I refuse to believe that its that huge of a difference. Maybe if he threw 250 IP, but not 20 extra IP
20 extra IP as opposed to what? There's so much strawman and mindfact in your argument here that it's kind of hard to separate it out. First, let's take a realistic expectation of what he's likely to throw if he gets shut down at various points. He's thrown 140 (actually 139.1) innings in 24 starts. That's just under 6 per start. Let's take an average of 5.83 ip/start, recognizing that noone can actually throw precisely .83 of an inning. From now until the end of the year there are 42 games left. A regular rotation means Strasburg will start 8-9 of them, depending on how the rotation falls. Let's say 8*. So, that means he's got 46.66 IP left in the regular season. That puts him at 186 or thereabouts at the start of the playoffs. So if you argue a threshold of 180, you're shutting him down literally one start short of the playoffs.
If you're saving him for the playoffs, you're doing so because you want to use him. He's definitely a Game 1 starter, right, else why push him? Let's say for argument's sake that the Nats go all the way to the world series. Depending on how many games each series is and what game you choose to start him, he's starting probably 6-7 games. As few as 3-4, as many as 8-9, but let's say 6 as a point for argument. So, more or less two starts per series. Let's assume his IP/start remains unchanged. So that's another 35 innings on top of the 186, or 221. If the Nats get eliminated, it ends up being less than that, naturally. If he goes deeper in playoff games, maybe it's more. But it's not a matter of "20 extra IP." A full playoff season on top of a full regular season would put him at 220 or so, on a young arm that has never gone more than 123 in a season.
Bottom line: If you don't shut him down, his total IP is closer to 250 than it is 180.
*- folks who have argued a six-man rotation - a six man rotation at this point saves Stras 1 start, or 6 innings, at the cost of having John Lannan throw 40-ish innings in place of ZNN, Gio, EJ and Detwiler.

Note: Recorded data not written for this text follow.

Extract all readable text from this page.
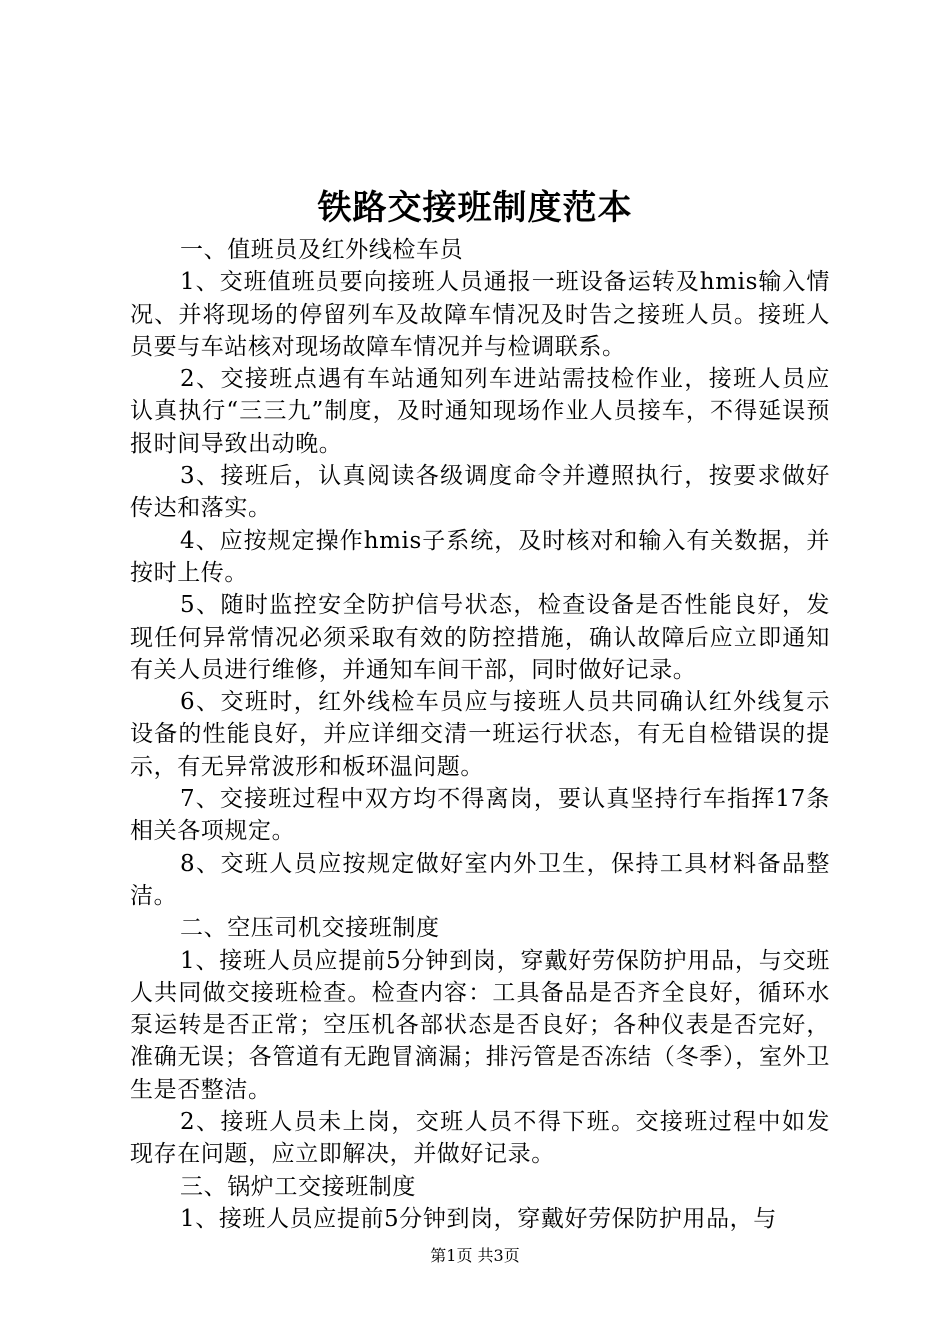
铁路交接班制度范本

一、值班员及红外线检车员

1、交班值班员要向接班人员通报一班设备运转及hmis输入情况、并将现场的停留列车及故障车情况及时告之接班人员。接班人员要与车站核对现场故障车情况并与检调联系。

2、交接班点遇有车站通知列车进站需技检作业，接班人员应认真执行“三三九”制度，及时通知现场作业人员接车，不得延误预报时间导致出动晚。

3、接班后，认真阅读各级调度命令并遵照执行，按要求做好传达和落实。

4、应按规定操作hmis子系统，及时核对和输入有关数据，并按时上传。

5、随时监控安全防护信号状态，检查设备是否性能良好，发现任何异常情况必须采取有效的防控措施，确认故障后应立即通知有关人员进行维修，并通知车间干部，同时做好记录。

6、交班时，红外线检车员应与接班人员共同确认红外线复示设备的性能良好，并应详细交清一班运行状态，有无自检错误的提示，有无异常波形和板环温问题。

7、交接班过程中双方均不得离岗，要认真坚持行车指挥17条相关各项规定。

8、交班人员应按规定做好室内外卫生，保持工具材料备品整洁。

二、空压司机交接班制度

1、接班人员应提前5分钟到岗，穿戴好劳保防护用品，与交班人共同做交接班检查。检查内容：工具备品是否齐全良好，循环水泵运转是否正常；空压机各部状态是否良好；各种仪表是否完好，准确无误；各管道有无跑冒滴漏；排污管是否冻结（冬季），室外卫生是否整洁。

2、接班人员未上岗，交班人员不得下班。交接班过程中如发现存在问题，应立即解决，并做好记录。

三、锅炉工交接班制度

1、接班人员应提前5分钟到岗，穿戴好劳保防护用品，与

第1页 共3页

Nobody's saying that his arm falls off at 180 instead of 160. Nobody's saying that he might not be able to go 220 IP. But every inning is a risk. Every inning on a tired arm is a higher risk. Every high stress inning on a tired arm is an even higher risk. Playoff-level stress on an arm that's tired and 80-100 IP higher than it's ever thrown before is an even higher risk. But here's the problem: There is no way to calculate that risk. It could be fine. He might win us the world series this year and do long-term damage such that he's not quite the same pitcher afterwards.
I think too many folks think that this is a calculable risk, when it's not. There is some greater-than-zero chance that he could get re-injured or do chronic damage such that he's a less effective pitcher going forward. Balance that against some greater-than-zero chance that we are more likely to win the World Series with him. Toss a coin, roll some bones and takes your chances and hope you make the right choice, because you'll never really know for sure.
For me, I shut him down at about 165-175. Towards the sooner end if we are maintaining our lead, towards the higher end if the race gets tight. But I get that you might be throwing away your best chance at a WS. On balance, I think I'd rather make sure he's the same pitcher in 2013-15 even if that means next season is a tougher uphill climb. And I get why others might think that's nuts - that you roll the dice the other way, hope he doesn't get hurt and reach for the chance when it's right in front of you.